Last week Sullivan predicted that Jan. 6 was “the beginning of an ongoing, armed insurgency, denying the legitimacy of the democratically elected government of the United States, backed by a hefty chunk of one of the two major parties.”
“Like other words I’ve written these past few years, I look at that sentence and cannot quite believe it. But how is it not true? All we don’t know is the extent of it, whether it will grow and intensify, or fizzle and die away,” Sullivan wrote.
And so America now uneasily turns to the task of trying to move forward. Do we heal? How? How does the nation try to reincorporate millions of citizens back into civic life if they have decided they do not believe anything relayed to them by professional journalists? The promotion of conspiracies and lies by fortune-seeking grifters in conservative media and by demagogic politicians will not cease.
Biden spoke of bringing the country together. But his best shot for doing so is in showing rather than telling, in particular showing clear results on issues of immediate concern to all Americans. It’s clear that progress on dealing with COVID-19 is his top priority — in particular, getting the vaccine rollout back on track — and this is an issue that transcends partisan politics.
Healing the deeper political rifts in the nation is a staggering challenge. Millions of Americans are disconnected from objective reality after the Trump era and dismiss anything in mainstream media as fake. The political system itself is terribly disfigured and in need of reform. The incentives for politicians are mostly bad.
But at the very least, the departure of Trump from the presidency, and the arrival of Biden, give the country a much-needed chance to catch its breath. Never have so many Americans wanted politics to be boring again. They have seen that entertaining politics does not mean better outcomes for what Trump called his base: the “noble, everyday citizens of America.”

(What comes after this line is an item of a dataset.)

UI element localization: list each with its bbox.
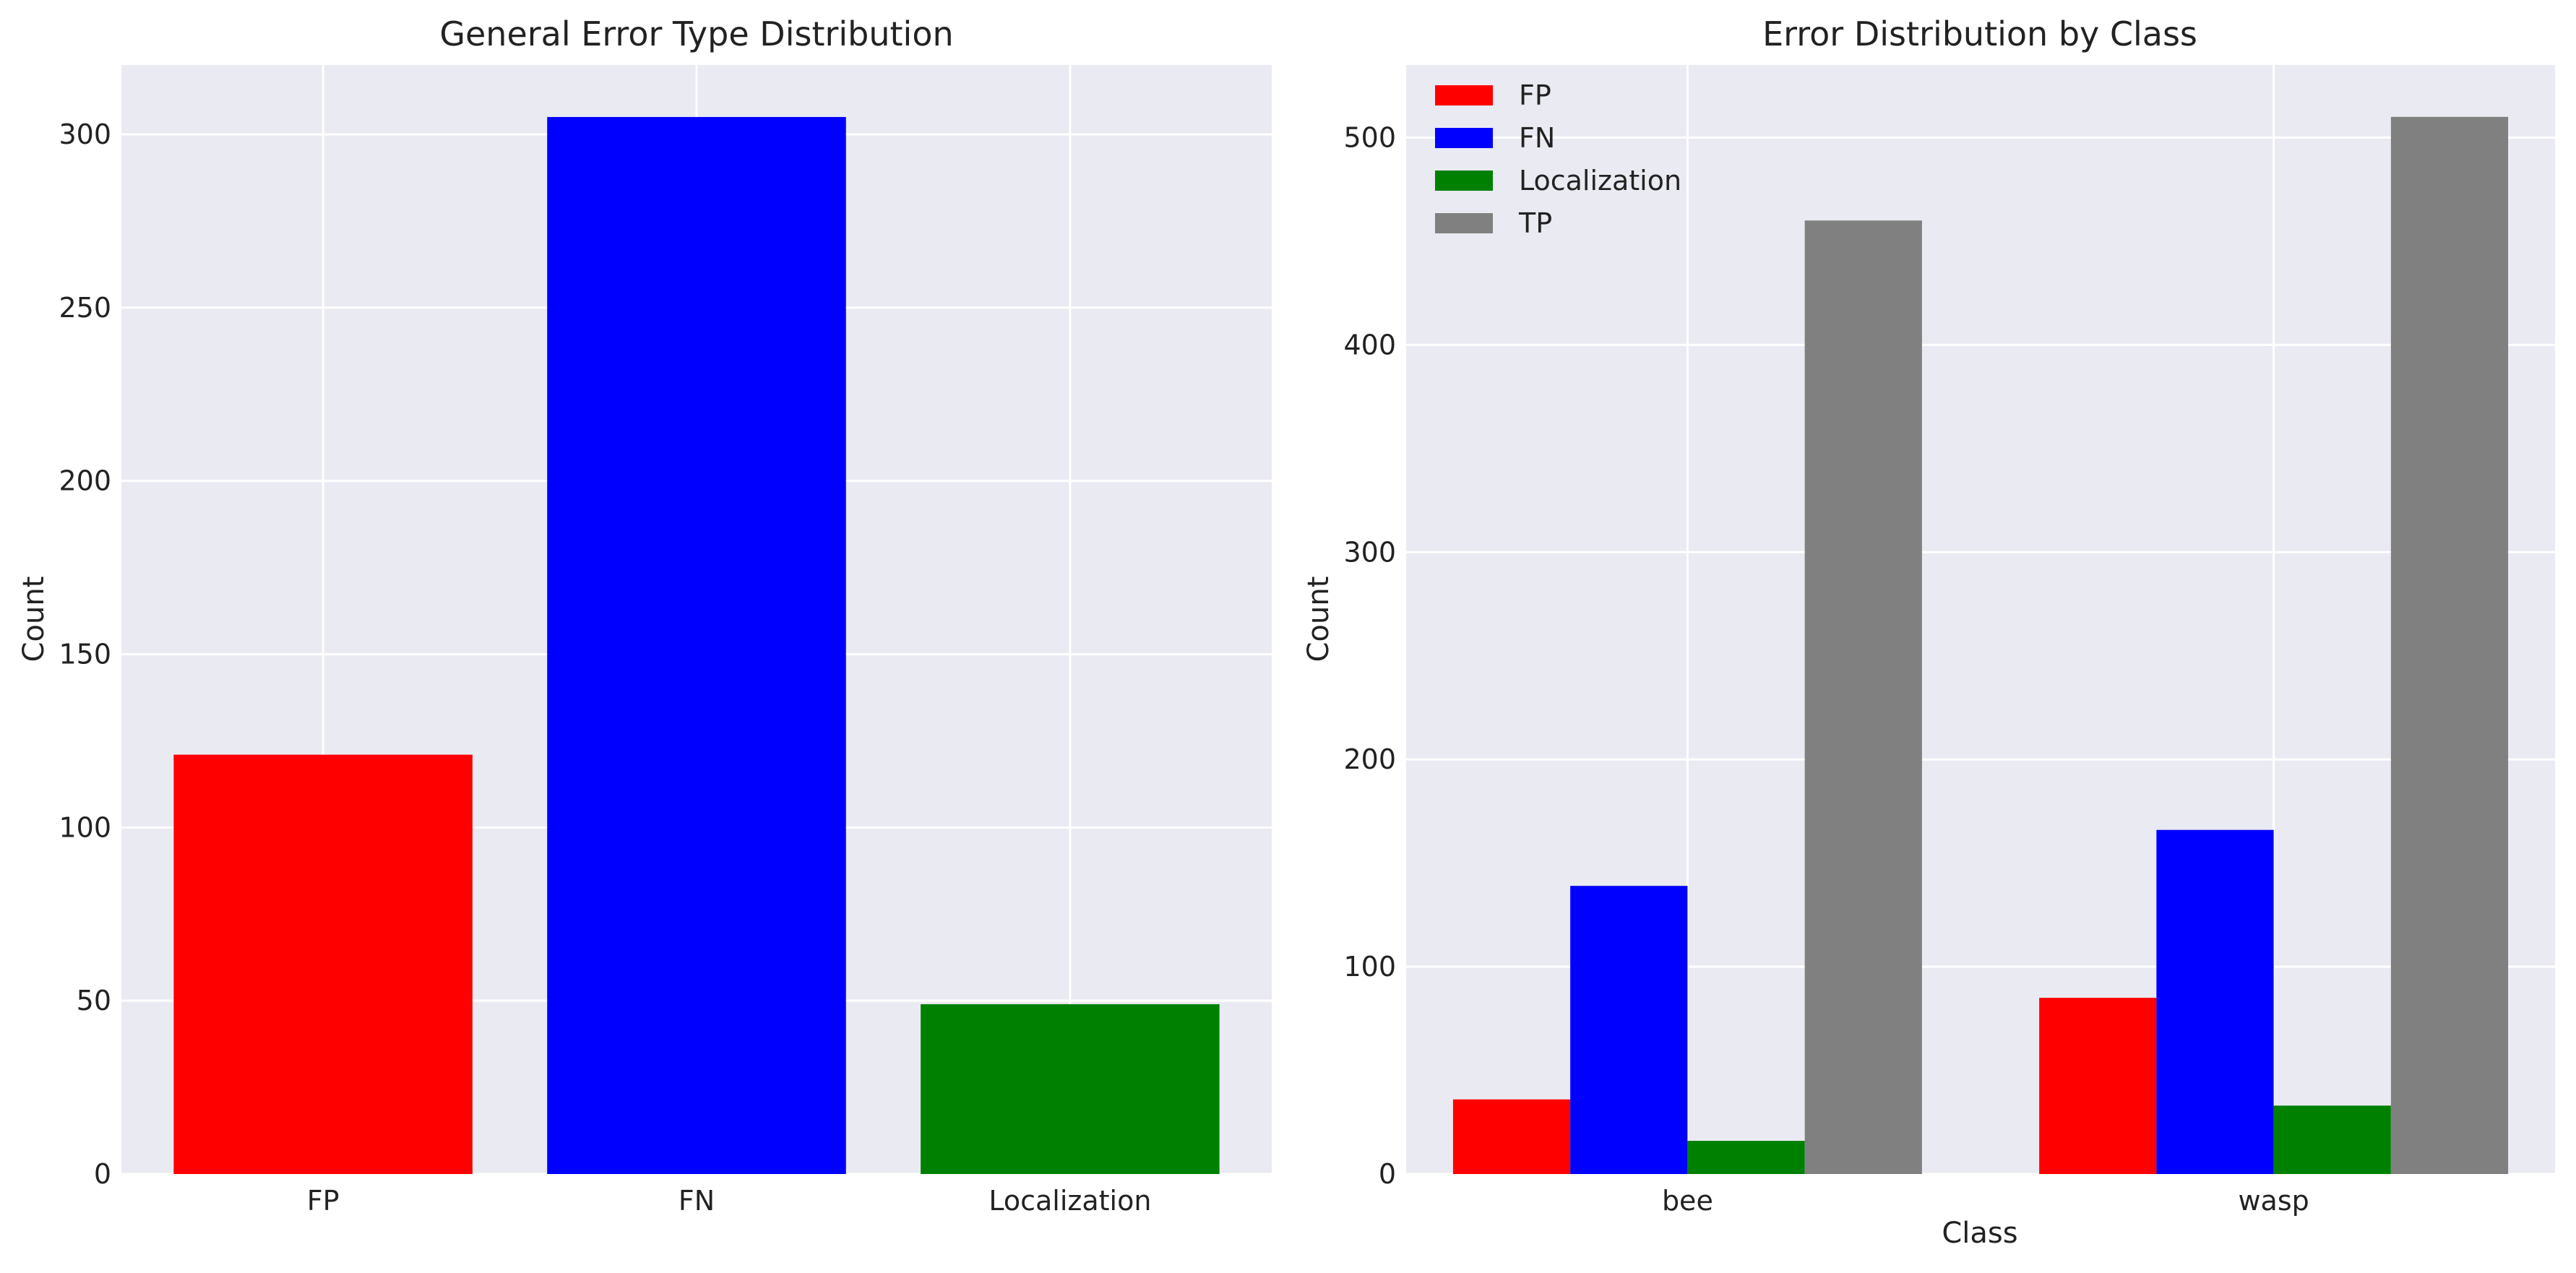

And while the cable TV hosts and the publicity hounds online and in Congress will continue to rage, many other Americans will be able to use the days ahead to think seriously about how to rebuild, restore and preserve what President Abraham Lincoln called a “just and lasting peace.”
“Not everything is lost. Responsibility cannot be lost,” wrote James Baldwin years ago as he sought to stave off despair about the nation’s future. “If one refuses abdication, one begins again.”